Joanne Doroshow from the Center for Justice and Democracy writes a blog post for AOL the Huffington Post arguing that medical malpractice tort reform will increase the national debt.

A few weeks ago, I observed that no one was saying anything new on the subject of tort reform. There is an editorial a week on tort reform but nothing new. The AMA is relentless in what has to be a systematic effort to push new malpractice award limits and other curbs on malpractice lawsuits.

Ms. Doroshow has something new to say. Fundamentally, Ms. Doroshow contends that limitation on malpractice lawsuits will increase our national deficit because hospitals and doctors will lose the incentive to provide the safeguards necessary to protect patients. From this, the increase in injuries and deaths from medical malpractice will increase the societal burden of supporting patients who are brain-damaged, mutilated, or rendered paraplegic. She explains her thinking further:

CBO notes that one study finds such tort restrictions would lead to a .2 percent increase in the nation’s overall death rate. If true, that would be more than 4,000 additional Americans killed every year by medical malpractice, and that’s on top of the hundreds of thousands of additional patients who survive their injuries. How could this possibly be an acceptable trade-off?

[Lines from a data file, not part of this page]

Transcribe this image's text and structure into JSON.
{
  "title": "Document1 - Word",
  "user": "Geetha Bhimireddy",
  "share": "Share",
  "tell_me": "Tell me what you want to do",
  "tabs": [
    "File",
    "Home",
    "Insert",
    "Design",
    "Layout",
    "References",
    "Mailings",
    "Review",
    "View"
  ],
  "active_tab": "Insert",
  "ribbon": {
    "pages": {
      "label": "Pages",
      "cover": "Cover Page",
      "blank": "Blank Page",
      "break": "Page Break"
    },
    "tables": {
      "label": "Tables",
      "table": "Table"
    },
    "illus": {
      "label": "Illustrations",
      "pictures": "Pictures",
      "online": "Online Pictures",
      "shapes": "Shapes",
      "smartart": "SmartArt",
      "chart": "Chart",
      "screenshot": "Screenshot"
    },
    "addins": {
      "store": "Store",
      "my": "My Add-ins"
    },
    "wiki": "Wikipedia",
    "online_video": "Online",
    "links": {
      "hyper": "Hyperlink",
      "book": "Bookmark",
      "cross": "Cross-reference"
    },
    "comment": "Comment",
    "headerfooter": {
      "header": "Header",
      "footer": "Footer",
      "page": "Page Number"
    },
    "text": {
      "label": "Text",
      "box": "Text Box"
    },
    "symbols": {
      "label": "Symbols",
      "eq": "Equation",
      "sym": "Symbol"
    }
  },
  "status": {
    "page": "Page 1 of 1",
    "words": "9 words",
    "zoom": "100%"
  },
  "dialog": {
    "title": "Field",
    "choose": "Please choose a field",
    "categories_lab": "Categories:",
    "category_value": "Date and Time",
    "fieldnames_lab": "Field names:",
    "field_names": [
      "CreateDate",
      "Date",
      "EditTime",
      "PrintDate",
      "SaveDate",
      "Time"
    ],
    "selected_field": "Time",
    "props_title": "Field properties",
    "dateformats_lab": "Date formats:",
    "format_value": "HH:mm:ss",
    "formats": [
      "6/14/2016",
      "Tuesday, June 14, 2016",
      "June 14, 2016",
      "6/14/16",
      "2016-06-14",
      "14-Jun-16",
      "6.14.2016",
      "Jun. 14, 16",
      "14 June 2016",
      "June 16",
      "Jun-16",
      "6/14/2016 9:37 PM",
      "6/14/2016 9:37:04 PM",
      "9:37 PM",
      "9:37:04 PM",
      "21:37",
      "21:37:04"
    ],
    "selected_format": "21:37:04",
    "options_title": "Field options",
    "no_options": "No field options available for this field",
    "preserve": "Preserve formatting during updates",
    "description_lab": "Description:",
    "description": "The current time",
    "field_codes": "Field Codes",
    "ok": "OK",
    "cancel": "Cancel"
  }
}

It can’t be. Like I said last week, we get no bang for our buck on malpractice reform. In exchange for our end run around the 7th Amendment and for trampling on the rights of people that need justice, we get nothing tangible back economically.

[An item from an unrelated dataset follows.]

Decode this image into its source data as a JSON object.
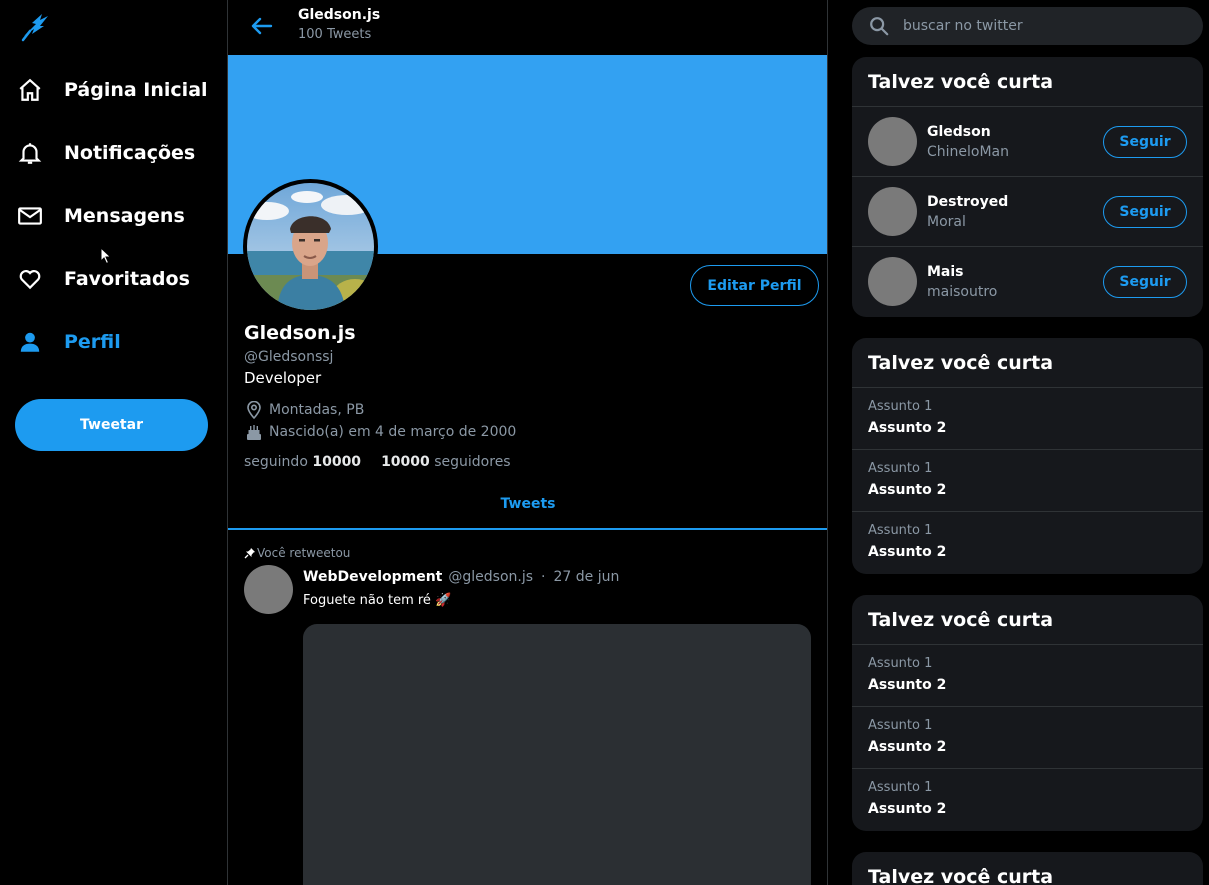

But I have no clue whether tort reform is going to meaningfully impact our $3.8 trillion budget. I think speculating about it is counterproductive. In law school, the first thing they teach you is not to lead with your worst arguments. (Actually, they don’t mention this in law school. Just pretend with me so I can use the cliché.) The AMA is staying on message that doctors will leave your state. (Which state are they leaving? YOUR state.) I think getting away from the real message – real people are being hurt and deserve fairness and justice – just diminishes the credibility of those who support letting the people – American juries – decide whether or not and how much compensation should be awarded in a medical malpractice claim.